The University of Bologna in Italy claims to be the oldest university in the world. At the time of its founding in the late 11th century, the state of the art in transmission of accumulated knowledge was the lecture. The instructor knew stuff he wanted to transmit to his students. He spoke, and they wrote. He could have written down what he knew, and they could have copied from that. But it was more efficient for him to dictate to many copyists at once.
My spring semester has just begun at the University of Texas in Austin. Much of my class time is taken up doing what those old Italian lecturers did. I talk to my students. Except that my students don't write down what I say. I forbid them. Instead they answer questions I pose to them. Here I am channeling an even more venerable teacher: Socrates. I ask, and they think and respond.
Such procedural differences aside, the classical Greeks, the medieval Italians, and I and my fellow teachers in the 21st century all labor to convey our cultures’ accumulated knowledge and wisdom to new generations.
I don't have to transmit information in the classroom, because my students have access to books and the internet. Reading is more efficient than listening and transcribing. But not everything I want to get across to my students is written down somewhere. Much of it resides in my head. So, like Socrates and the Italians, I attempt to get what’s in my head into theirs.
I've often wondered if technology will someday reach the stage of the Vulcan mind meld of Star Trek. My computers and my phone are linked via the cloud; I start writing an essay on one and it immediately appears on the others. Wouldn't it be great if we could share thoughts the same way? Teaching and learning would be a breeze.
Ignoring questions of privacy—do we want to give others access to our innermost thoughts?—I think there's something else that would be lost. I've only recently come up with this idea, so it’s pretty rough.
But here goes. This is my theory of cultural evolution by random mutation and natural selection. It’s similar to physical evolution by random mutation and natural selection. When physical organisms reproduce, there are occasional errors that cause mutations in the offspring. Some of these mutations are harmful and lead to the demise of the offspring. But other mutations are beneficial, and the organisms that have them enjoy a selective advantage. They reproduce at a higher rate and the species evolves.
I don't know if kids still play the telephone game. Several kids—or inebriated adults—sit around a table. A first kid whispers a name or a phrase to the second kid, who whispers it to the third kid, and on around the table. By the time it gets back to the first kid, it‘s often hilariously garbled.

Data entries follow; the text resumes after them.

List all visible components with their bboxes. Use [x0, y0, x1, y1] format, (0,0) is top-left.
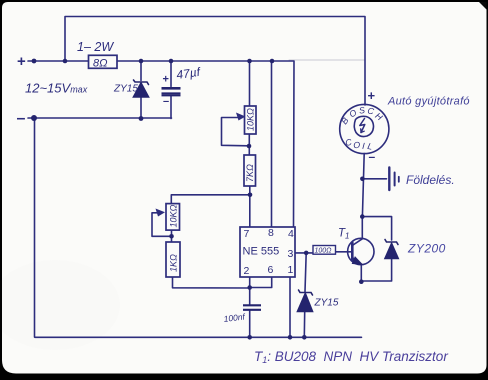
svg-text:4: 4 [288, 228, 294, 240]
svg-text:O: O [353, 140, 361, 150]
svg-text:8Ω: 8Ω [93, 58, 108, 70]
svg-text:+: + [163, 74, 169, 86]
svg-text:+: + [368, 88, 376, 103]
svg-text:T1: BU208 NPN HV Tranzisztor: T1: BU208 NPN HV Tranzisztor [254, 349, 448, 365]
svg-text:8: 8 [268, 227, 274, 239]
svg-text:7KΩ: 7KΩ [245, 164, 255, 182]
svg-text:6: 6 [268, 264, 274, 276]
svg-text:ZY200: ZY200 [407, 242, 446, 256]
svg-text:ZY15: ZY15 [113, 84, 138, 95]
svg-text:2: 2 [244, 265, 250, 277]
svg-text:10KΩ: 10KΩ [169, 204, 179, 227]
svg-text:100Ω: 100Ω [315, 248, 333, 255]
svg-text:+: + [17, 53, 26, 70]
svg-text:7: 7 [244, 228, 250, 240]
svg-text:NE 555: NE 555 [243, 246, 280, 258]
svg-text:ZY15: ZY15 [314, 298, 339, 309]
svg-text:–: – [17, 110, 26, 127]
svg-text:Autó gyújtótrafó: Autó gyújtótrafó [387, 96, 470, 108]
svg-text:–: – [163, 96, 169, 108]
svg-text:1– 2W: 1– 2W [77, 40, 114, 54]
svg-text:1: 1 [288, 264, 294, 276]
svg-text:10KΩ: 10KΩ [246, 108, 256, 131]
svg-text:Földelés.: Földelés. [406, 173, 455, 187]
svg-text:1KΩ: 1KΩ [169, 254, 179, 272]
svg-text:3: 3 [288, 248, 294, 260]
svg-text:–: – [369, 150, 376, 164]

My theory of cultural transmission imagines something similar. Each generation tries to convey what it knows to the next generation, but the message never comes through perfectly. Sometimes the message isn't articulated clearly. Sometimes the hearers are distracted—a common condition in teenagers and young adults. The garbled message can cause confusion, even a breakdown in social order. But sometimes the mistransmission produces a cultural variant that works better than its predecessor. A young person’s brain gives a twist to received wisdom and conceives a revolutionary idea that carries the culture forward.

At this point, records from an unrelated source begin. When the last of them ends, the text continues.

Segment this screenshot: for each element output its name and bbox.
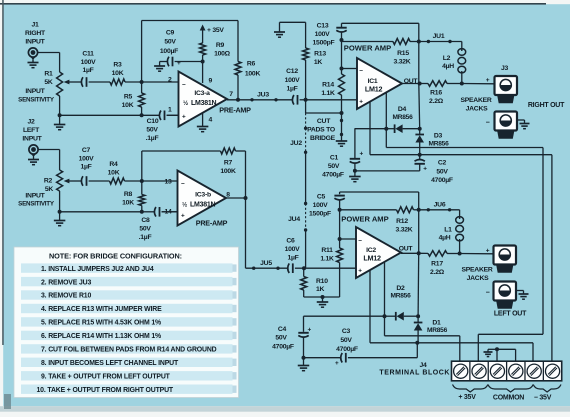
svg-text:3. REMOVE R10: 3. REMOVE R10 [41,293,91,300]
jumper JU2 dashed path [305,100,307,113]
svg-text:4. REPLACE R13 WITH JUMPER WIR: 4. REPLACE R13 WITH JUMPER WIRE [41,306,162,313]
svg-text:100V: 100V [81,59,97,66]
note row 8 [21,358,233,367]
svg-text:8. INPUT BECOMES LEFT CHANNEL: 8. INPUT BECOMES LEFT CHANNEL INPUT [41,360,179,367]
svg-text:C9: C9 [166,30,175,37]
potentiometer R1 [57,72,63,96]
svg-text:INPUT: INPUT [25,39,45,46]
svg-text:R17: R17 [431,261,443,268]
svg-text:50V: 50V [146,127,158,134]
svg-text:RIGHT: RIGHT [25,30,46,37]
op-amp IC1 [357,58,402,109]
svg-text:100K: 100K [220,168,236,175]
svg-text:4700µF: 4700µF [336,346,358,353]
svg-text:9. TAKE + OUTPUT FROM LEFT OUT: 9. TAKE + OUTPUT FROM LEFT OUTPUT [41,373,171,380]
svg-text:R11: R11 [321,247,333,254]
svg-text:LM12: LM12 [363,254,381,263]
svg-text:C8: C8 [141,217,150,224]
IC1 OUT vertical wire [418,42,420,84]
capacitor C3 [304,357,341,359]
wire D2 node to terminal cell 1 [384,316,386,336]
page left edge line [2,0,4,345]
capacitor C7 [81,176,83,186]
svg-text:7. CUT FOIL BETWEEN PADS FROM: 7. CUT FOIL BETWEEN PADS FROM R14 AND GR… [41,347,217,354]
svg-text:50V: 50V [328,163,340,170]
resistor R14 [341,40,343,74]
svg-text:OUT: OUT [399,245,414,252]
diode D2 [304,315,385,317]
resistor R5 [141,82,143,93]
svg-text:10K: 10K [122,199,134,206]
wire C3 right up to -35V node [416,343,418,358]
svg-text:10K: 10K [122,102,134,109]
ground below cut pads [336,140,348,142]
resistor R9 [202,55,204,62]
svg-text:50V: 50V [275,335,287,342]
wire to left speaker jack [460,253,494,255]
svg-text:TERMINAL BLOCK: TERMINAL BLOCK [379,370,450,377]
svg-text:1.1K: 1.1K [320,256,334,263]
svg-text:1K: 1K [316,286,325,293]
capacitor C5 [339,192,341,194]
node L1 bottom on output [458,252,462,256]
svg-text:100µF: 100µF [160,48,178,55]
ground below J1 [28,62,39,64]
capacitor C8 [142,211,155,213]
svg-text:R6: R6 [247,61,256,68]
IC2 output wire [401,252,419,254]
capacitor C12 [276,99,292,101]
wire to IC1 + input [306,99,357,101]
svg-text:+: + [181,212,185,219]
jumper JU1 [419,41,462,43]
svg-text:+: + [486,77,490,84]
svg-text:R2: R2 [44,178,53,185]
svg-text:IC3-b: IC3-b [195,192,211,199]
svg-text:13: 13 [164,178,172,185]
capacitor C2 [419,155,421,160]
svg-text:50V: 50V [436,168,448,175]
svg-text:R13: R13 [314,51,326,58]
svg-text:R8: R8 [124,191,133,198]
svg-text:J4: J4 [419,362,427,369]
page top border line [0,3,546,5]
svg-text:1: 1 [168,106,172,113]
svg-text:JU1: JU1 [433,33,445,40]
jumper JU3 [250,98,253,101]
resistor R10 [302,266,306,270]
svg-text:1µF: 1µF [286,85,297,92]
jack J2 [29,145,38,154]
node D2/D1 [416,314,420,318]
svg-text:100Ω: 100Ω [214,51,231,58]
preamp feedback rail wire [141,21,143,83]
svg-text:5K: 5K [45,186,54,193]
IC1 - input wire [340,67,344,71]
svg-text:½: ½ [183,100,188,107]
IC1 top rail wire [342,22,419,24]
node L2 bottom on output [460,82,464,86]
svg-text:LEFT OUT: LEFT OUT [494,310,527,317]
svg-text:+: + [177,60,181,67]
svg-text:+: + [359,99,363,106]
IC1 V- pin wire to -35V line [369,102,371,155]
svg-text:4µH: 4µH [442,63,454,70]
svg-text:100V: 100V [285,77,301,84]
pin 14 wire [162,211,178,213]
capacitor C1 [354,129,356,159]
svg-text:R15: R15 [397,50,409,57]
svg-text:4700µF: 4700µF [272,343,294,350]
svg-text:J2: J2 [27,119,35,126]
wire to IC2 + input [304,267,356,269]
IC2 V- pin wire to -35V cell [369,270,371,343]
note row 1 [21,263,233,272]
ground below J2 [33,157,35,160]
IC2 - input wire [338,237,342,241]
svg-text:J3: J3 [501,65,509,72]
svg-text:LM12: LM12 [365,84,383,93]
svg-text:1µF: 1µF [82,67,93,74]
node C13 bottom [340,38,344,42]
svg-text:MR856: MR856 [427,327,448,334]
svg-text:R9: R9 [216,42,225,49]
svg-text:2. REMOVE JU3: 2. REMOVE JU3 [41,279,91,286]
svg-text:J1: J1 [31,22,39,29]
note row 6 [21,331,233,340]
svg-text:9: 9 [209,78,213,85]
ground for J3 minus jack [517,119,525,121]
speaker jack J3 minus [495,112,518,131]
wire preamp B output down to JU5 [245,198,247,268]
wire J2 to R2 [38,149,60,151]
svg-text:D4: D4 [398,106,407,113]
svg-text:1500pF: 1500pF [309,210,331,217]
svg-text:SENSITIVITY: SENSITIVITY [18,200,54,207]
svg-text:RIGHT OUT: RIGHT OUT [528,102,565,109]
ground at R2 bottom [59,212,61,221]
svg-text:8: 8 [226,191,230,198]
svg-text:D2: D2 [396,285,405,292]
svg-text:BRIDGE: BRIDGE [310,135,336,142]
svg-text:R10: R10 [316,278,328,285]
node D4/D3 at OUT vertical [418,127,422,131]
svg-text:R16: R16 [430,90,442,97]
svg-text:6. REPLACE R14 WITH 1.13K OHM: 6. REPLACE R14 WITH 1.13K OHM 1% [41,333,161,340]
svg-text:1µF: 1µF [80,164,91,171]
preamp B feedback rail wire [141,151,143,181]
svg-text:LM381N: LM381N [191,100,217,107]
svg-text:D3: D3 [434,133,443,140]
resistor R6 [235,62,241,76]
svg-text:PRE-AMP: PRE-AMP [196,218,228,227]
ground below C1 [354,171,356,177]
wire J1 to R1 [38,52,60,54]
note row 10 [21,385,233,394]
diode D4 [355,128,387,130]
svg-text:JU3: JU3 [257,91,269,98]
svg-text:INPUT: INPUT [25,88,45,95]
svg-text:NOTE: FOR BRIDGE CONFIGURATION: NOTE: FOR BRIDGE CONFIGURATION: [49,252,182,261]
svg-text:JU4: JU4 [288,216,300,223]
capacitor C10 [142,114,160,116]
note box [14,247,239,398]
IC1 output wire [402,83,420,85]
common ground node [495,347,499,351]
note row 2 [21,277,233,286]
svg-text:MR856: MR856 [390,293,411,300]
capacitor C6 [288,263,290,273]
svg-text:+: + [308,326,312,333]
diode D1 [417,316,419,322]
diode D3 [419,129,421,135]
svg-text:L1: L1 [444,227,452,234]
svg-text:SENSITIVITY: SENSITIVITY [18,96,54,103]
svg-text:JACKS: JACKS [466,106,489,113]
IC2 top rail wire [340,191,419,193]
svg-text:4700µF: 4700µF [431,177,453,184]
svg-text:R7: R7 [224,160,233,167]
svg-text:10. TAKE + OUTPUT FROM RIGHT: 10. TAKE + OUTPUT FROM RIGHT OUTPUT [37,387,174,394]
inductor L1 [459,210,461,217]
node C12 output / JU2 top [304,98,308,102]
svg-text:3.32K: 3.32K [396,227,413,234]
svg-text:3.32K: 3.32K [394,59,411,66]
svg-text:C7: C7 [82,147,91,154]
svg-text:5. REPLACE R15 WITH 4.53K OHM: 5. REPLACE R15 WITH 4.53K OHM 1% [41,320,161,327]
terminal screws [454,364,468,378]
+35V supply arrow [200,25,206,31]
resistor R11 [339,210,341,248]
op-amp IC3-a [179,72,228,127]
svg-text:7: 7 [229,91,233,98]
ground for C9 [154,65,165,67]
R2 wiper arrow [67,180,82,182]
resistor R12 feedback [340,209,397,211]
resistor R3 [110,79,125,85]
svg-text:−: − [182,82,186,89]
cut pads bracket wire [306,112,342,114]
note row 5 [21,317,233,326]
svg-text:+ 35V: + 35V [207,27,224,34]
node R4/R8 junction [140,179,144,183]
svg-text:CUT: CUT [317,118,331,125]
svg-text:INPUT: INPUT [25,192,45,199]
jumper JU6 [419,209,460,211]
svg-text:R4: R4 [109,161,118,168]
svg-text:2.2Ω: 2.2Ω [429,98,444,105]
resistor R17 [419,252,428,254]
note row 9 [21,371,233,380]
jack J1 [28,48,37,57]
wire R2 bottom to R8 bottom [58,210,62,214]
svg-text:C4: C4 [278,326,287,333]
svg-text:−: − [181,181,185,188]
node R15 right [417,40,421,44]
svg-text:4700µF: 4700µF [322,172,344,179]
svg-text:C6: C6 [286,238,295,245]
R1 wiper arrow [67,81,82,83]
terminal braces [453,385,488,393]
svg-text:INPUT: INPUT [22,136,42,143]
svg-text:L2: L2 [443,55,451,62]
op-amp IC2 [356,227,401,278]
svg-text:C1: C1 [330,155,339,162]
svg-text:1500pF: 1500pF [313,40,335,47]
speaker jack left minus [494,282,517,301]
resistor R8 [141,181,143,195]
note row 4 [21,304,233,313]
resistor R4 [110,178,125,184]
svg-text:C5: C5 [317,194,326,201]
svg-text:LM381N: LM381N [190,201,216,208]
svg-text:100K: 100K [245,71,261,78]
svg-text:2.2Ω: 2.2Ω [430,269,445,276]
svg-text:.1µF: .1µF [139,234,152,241]
pin 9 wire of IC3-a [202,62,204,84]
svg-text:1.1K: 1.1K [321,90,335,97]
svg-text:C11: C11 [82,51,94,58]
resistor R15 feedback [342,41,394,43]
pin 4 ground of IC3-a [202,114,204,127]
jumper JU4 dashed path [304,202,307,205]
svg-text:1µF: 1µF [287,255,298,262]
svg-text:½: ½ [182,201,187,208]
svg-text:100V: 100V [79,155,95,162]
svg-text:100V: 100V [285,246,301,253]
resistor R7 [221,148,236,154]
potentiometer R2 [57,170,63,191]
svg-text:+: + [335,360,339,367]
svg-text:−: − [359,68,363,75]
svg-text:COMMON: COMMON [493,395,524,402]
svg-text:C12: C12 [286,68,298,75]
pin 13 wire [142,180,178,182]
svg-text:+: + [358,268,362,275]
svg-text:− 35V: − 35V [534,394,552,401]
wire C2 bottom to C1 bottom [355,170,420,172]
svg-text:+: + [182,113,186,120]
svg-text:+: + [423,166,427,173]
svg-text:+: + [360,150,364,157]
resistor R13 [305,22,307,48]
svg-text:R1: R1 [44,71,53,78]
svg-text:POWER AMP: POWER AMP [344,44,391,53]
jumper JU5 [246,267,289,269]
note row 3 [21,290,233,299]
svg-text:.1µF: .1µF [146,135,159,142]
svg-text:JACKS: JACKS [467,275,490,282]
svg-text:50V: 50V [340,337,352,344]
svg-text:POWER AMP: POWER AMP [341,214,388,223]
capacitor C9 [160,61,168,63]
node C9/R9 [201,60,205,64]
svg-text:50V: 50V [164,39,176,46]
pin 2 wire [142,81,179,83]
svg-text:5K: 5K [44,79,53,86]
IC2 V+ pin wire [384,263,386,317]
ground at R1 bottom [59,115,61,124]
inductor L2 [461,42,463,50]
svg-text:−: − [486,120,490,127]
capacitor C4 [303,316,305,332]
svg-text:MR856: MR856 [392,114,413,121]
svg-text:4µH: 4µH [439,235,451,242]
svg-text:R3: R3 [113,62,122,69]
capacitor C13 [341,23,343,27]
resistor R16 [420,83,428,85]
ground for left minus jack [516,290,524,292]
svg-text:C2: C2 [438,160,447,167]
wire R1 bottom to R5 bottom [58,113,62,117]
cut pads below R14 [340,111,344,115]
wire JU2 to JU4 [305,152,307,203]
svg-text:1. INSTALL JUMPERS JU2 AND JU4: 1. INSTALL JUMPERS JU2 AND JU4 [41,266,154,273]
svg-text:−: − [358,238,362,245]
node C5 bottom [338,208,342,212]
svg-text:SPEAKER: SPEAKER [460,97,491,104]
ground for R13 [274,31,285,33]
svg-text:JU2: JU2 [290,140,302,147]
svg-text:C10: C10 [147,118,159,125]
svg-text:1K: 1K [314,59,323,66]
note row 7 [21,344,233,353]
node R12 right [417,208,421,212]
pin 1 wire [167,114,179,116]
shared ground wire R10/R11 [304,296,340,298]
svg-text:MR856: MR856 [428,141,449,148]
node R3/R5 junction [140,80,144,84]
svg-text:100V: 100V [313,202,329,209]
svg-text:−: − [486,290,490,297]
svg-text:R5: R5 [124,94,133,101]
svg-text:D1: D1 [432,319,441,326]
svg-text:+: + [486,247,490,254]
wire to right speaker jack [462,83,495,85]
ground below C4 [303,358,305,366]
speaker jack left plus [494,246,517,265]
svg-text:+ 35V: + 35V [458,394,476,401]
svg-text:JU6: JU6 [434,201,446,208]
svg-text:100V: 100V [315,31,331,38]
svg-text:R12: R12 [396,218,408,225]
svg-text:C3: C3 [342,328,351,335]
capacitor C11 [81,77,83,87]
svg-text:SPEAKER: SPEAKER [461,267,492,274]
svg-text:4: 4 [209,117,213,124]
svg-text:IC3-a: IC3-a [194,90,210,97]
op-amp IC3-b [178,171,227,226]
svg-text:R14: R14 [322,82,334,89]
svg-text:JU5: JU5 [260,260,272,267]
svg-text:C13: C13 [317,23,329,30]
svg-text:50V: 50V [139,225,151,232]
svg-text:PADS TO: PADS TO [307,127,335,134]
IC2 OUT vertical wire [418,210,420,254]
svg-text:PRE-AMP: PRE-AMP [219,105,251,114]
svg-text:LEFT: LEFT [23,127,40,134]
svg-text:10K: 10K [112,70,124,77]
IC1 V+ pin wire to +35V line [385,93,387,148]
svg-text:10K: 10K [108,170,120,177]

I don’t know if things actually work this way. I’m not sure how one would recognize the process if in fact it does take place. There’s no scientific or other consensus on how ideas originate or how they change over time. We can’t even agree on what ideas are.
Yet if there’s anything to this argument, we shouldn’t rush to adopt the mind meld. We don’t want the next generation to be a clone of ours, any more than we want each generation of plants and animals to be clones of previous generations. True, some people want to clone particular plants and animals for specific purposes, but nobody wants it as a general rule. Variation is what makes progress possible.
(At a future date perhaps I’ll suggest a cultural equivalent of sexual reproduction, which speeds the evolutionary process beyond what random mutations provide.)
Any takers on my theory?
The famous evolutionary biologist Richard Dawkins (whom I have met on a couple of occasions) actually propagated this same "cultural evolution" when he invented the term "meme" and Meme Theory but conceded the concept wasn't novel. He used the term 'meme' in his book The Selfish Gene. His position was that ideas and knowledge get passed on and either succeed and propagate or die off as "memes' much like biological beings do over time due to evolutionary pressures.